The article aims at exploring the use of decontextualized language, as one of the communicative features of the academic language register at the textual level, in the inputs of mothers and teachers of 18 monolingual Moroccan 3- to 6-year-old children and the effect of these inputs on the children’s language development. Data collection involved a book-picture telling task and a free conversations task at home and at school at two measurement times. All mother-child interactions and teacher-child interactions were videotaped. The data was transcribed, coded according to the DASH coding scheme and analysed using two software programmes: the CLAN (Computerised Language Analysis) and the SPSS (Statistical Package fo for the Social Sciences).The proposed theoretical framework, based on systemic functional linguistics and usage-based theories and informed by research on the language of school, was adopted for assessing caretaker-child interactions.

The data analysis revealed that the decontextualized language highly occurred in all mothers’ input, teachers’ input, and children’s output both at home and at school, but to varying degrees.
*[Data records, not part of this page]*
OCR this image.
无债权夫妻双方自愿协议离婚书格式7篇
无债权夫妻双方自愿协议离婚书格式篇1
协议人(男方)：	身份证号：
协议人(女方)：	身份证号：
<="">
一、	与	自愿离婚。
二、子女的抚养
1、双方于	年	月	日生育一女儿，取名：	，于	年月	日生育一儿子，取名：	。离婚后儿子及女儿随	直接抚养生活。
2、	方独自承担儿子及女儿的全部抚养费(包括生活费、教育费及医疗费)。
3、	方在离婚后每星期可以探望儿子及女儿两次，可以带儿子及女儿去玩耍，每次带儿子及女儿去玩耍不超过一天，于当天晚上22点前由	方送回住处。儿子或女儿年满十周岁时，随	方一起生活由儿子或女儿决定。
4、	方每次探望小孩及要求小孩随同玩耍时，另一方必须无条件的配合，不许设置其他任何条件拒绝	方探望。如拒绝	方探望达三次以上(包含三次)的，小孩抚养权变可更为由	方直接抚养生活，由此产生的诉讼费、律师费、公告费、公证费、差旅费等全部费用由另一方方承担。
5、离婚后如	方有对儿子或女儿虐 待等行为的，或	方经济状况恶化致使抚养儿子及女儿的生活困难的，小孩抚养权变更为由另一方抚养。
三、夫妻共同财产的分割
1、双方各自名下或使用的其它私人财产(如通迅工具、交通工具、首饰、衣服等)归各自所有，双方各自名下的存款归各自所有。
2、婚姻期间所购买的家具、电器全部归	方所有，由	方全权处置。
Mothers were found to produce much more decontextualized language than teachers, except for the book-picture telling task in T2. At school, children, on the other hand, produced significantly higher proportions of non-present talk during the book-picture telling activity in both measurement times than at home. However,, they exhibited a reversed pattern at home as they used higher proportions of non-present talk in the free conversation task in both measurement times than at school.


Key Words: Mother tongue (Darija); Decontextualized language; Academic language; Early exposure; Modern Standard Arabic; Variance.
References
1. Bouklata, Bouchra. 2017. Communicative Features of Academic Language in the Register of Moroccan Monolingual children at home and at school.
2. Cunningham & Stanovish. 1997. Unpublished Doctoral Dissertation. Faculty of Letters & Human Sciences. Mohammed V University in Rabat. Morocco.